Storing Oauth access token and refresh tokens

Question

I am currently integrating some third party api where they use oauth and my app is mern stack. I currently implemented oauth flow to only happen in the backend, Here is a sample of my code.

when user clicks a button to authenticate from the client, I handle the redirect from server

export const getAuthCode = async (req: Request, res: Response): Promise<void> => {
  res.redirect(OAUTH_URL)
}

when the third party api redirects I parse out the code and request access and refresh token

export const getAccessAndRefreshToken = async (req: Request, res: Response): Promise<void> => {
  const { code } = req.query

  try {
    // *options contain client, secret, redirect uri and code*
    const { data } = await axios.post(OAUTH_URL, options)
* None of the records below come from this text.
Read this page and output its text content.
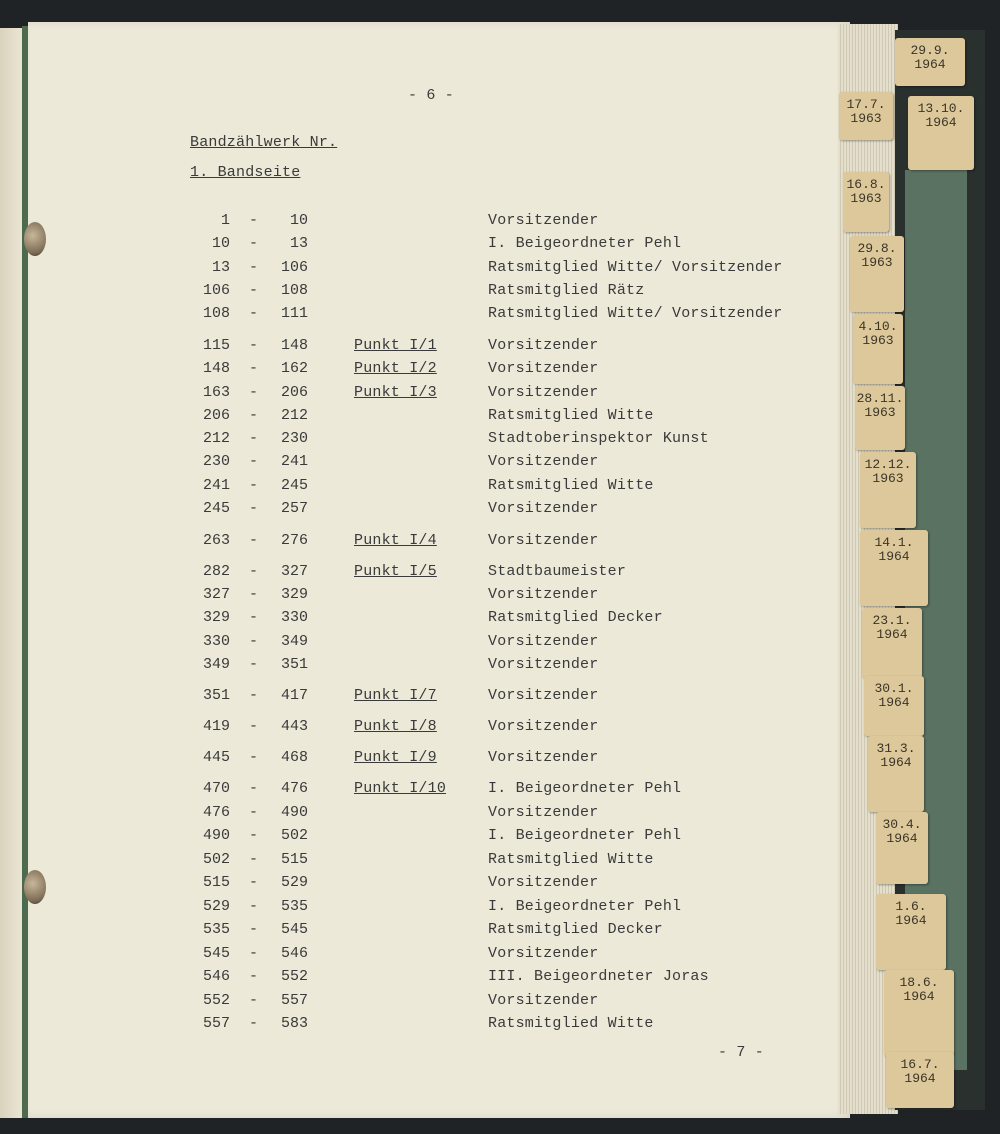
- 6 -
Bandzählwerk Nr.
1. Bandseite
1 -	10	Vorsitzender
10 -	13	I. Beigeordneter Pehl
13 -	106	Ratsmitglied Witte/ Vorsitzender
106 -	108	Ratsmitglied Rätz
108 -	111	Ratsmitglied Witte/ Vorsitzender
115 -	148	Punkt I/1	Vorsitzender
148 -	162	Punkt I/2	Vorsitzender
163 -	206	Punkt I/3	Vorsitzender
206 -	212	Ratsmitglied Witte
212 -	230	Stadtoberinspektor Kunst
230 -	241	Vorsitzender
241 -	245	Ratsmitglied Witte
245 -	257	Vorsitzender
263 -	276	Punkt I/4	Vorsitzender
282 -	327	Punkt I/5	Stadtbaumeister
327 -	329	Vorsitzender
329 -	330	Ratsmitglied Decker
330 -	349	Vorsitzender
349 -	351	Vorsitzender
351 -	417	Punkt I/7	Vorsitzender
419 -	443	Punkt I/8	Vorsitzender
445 -	468	Punkt I/9	Vorsitzender
470 -	476	Punkt I/10	I. Beigeordneter Pehl
476 -	490	Vorsitzender
490 -	502	I. Beigeordneter Pehl
502 -	515	Ratsmitglied Witte
515 -	529	Vorsitzender
529 -	535	I. Beigeordneter Pehl
535 -	545	Ratsmitglied Decker
545 -	546	Vorsitzender
546 -	552	III. Beigeordneter Joras
552 -	557	Vorsitzender
557 -	583	Ratsmitglied Witte
- 7 -
29.9.
1964
17.7.
1963
13.10.
1964
16.8.
1963
29.8.
1963
4.10.
1963
28.11.
1963
12.12.
1963
14.1.
1964
23.1.
1964
30.1.
1964
31.3.
1964
30.4.
1964
1.6.
1964
18.6.
1964
16.7.
1964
    console.log(data) // *contains access and refresh tokens*

    // save access and refresh token to httponly cookie
    // redirect user

  } catch (err) {
    console.log(err)
  }
}

question #1 - is this the right way to implement oauth flow?

question #2 - how do I store access and refresh token? currently I set access and refresh tokens in httpOnly cookie, I have no way to send user id to getAuthCode from client to save the refresh token into user table in databse, since it's just a button click.

Answer 1

1. The OAuth flow looks pretty standard - aim to also use PKCE if your provider supports it.

2. The simplest option is to use a library and store tokens in secure cookies, while also ensuring that you use strong options such as these:

• HTTP Only
• Secure
• AES256 Encrypted - with a symmetric key only known by your back end
• SameSite=strict

This mitigates browser risks, keeps your application code simple and prevents the overhead and risks involved in managing your own token store - it is best to leave this type of storage to specialist OAuth systems.

OAuth tokens can be a few KB though, so it is possible that multiple cookies could be needed to avoid exceeding browser limits.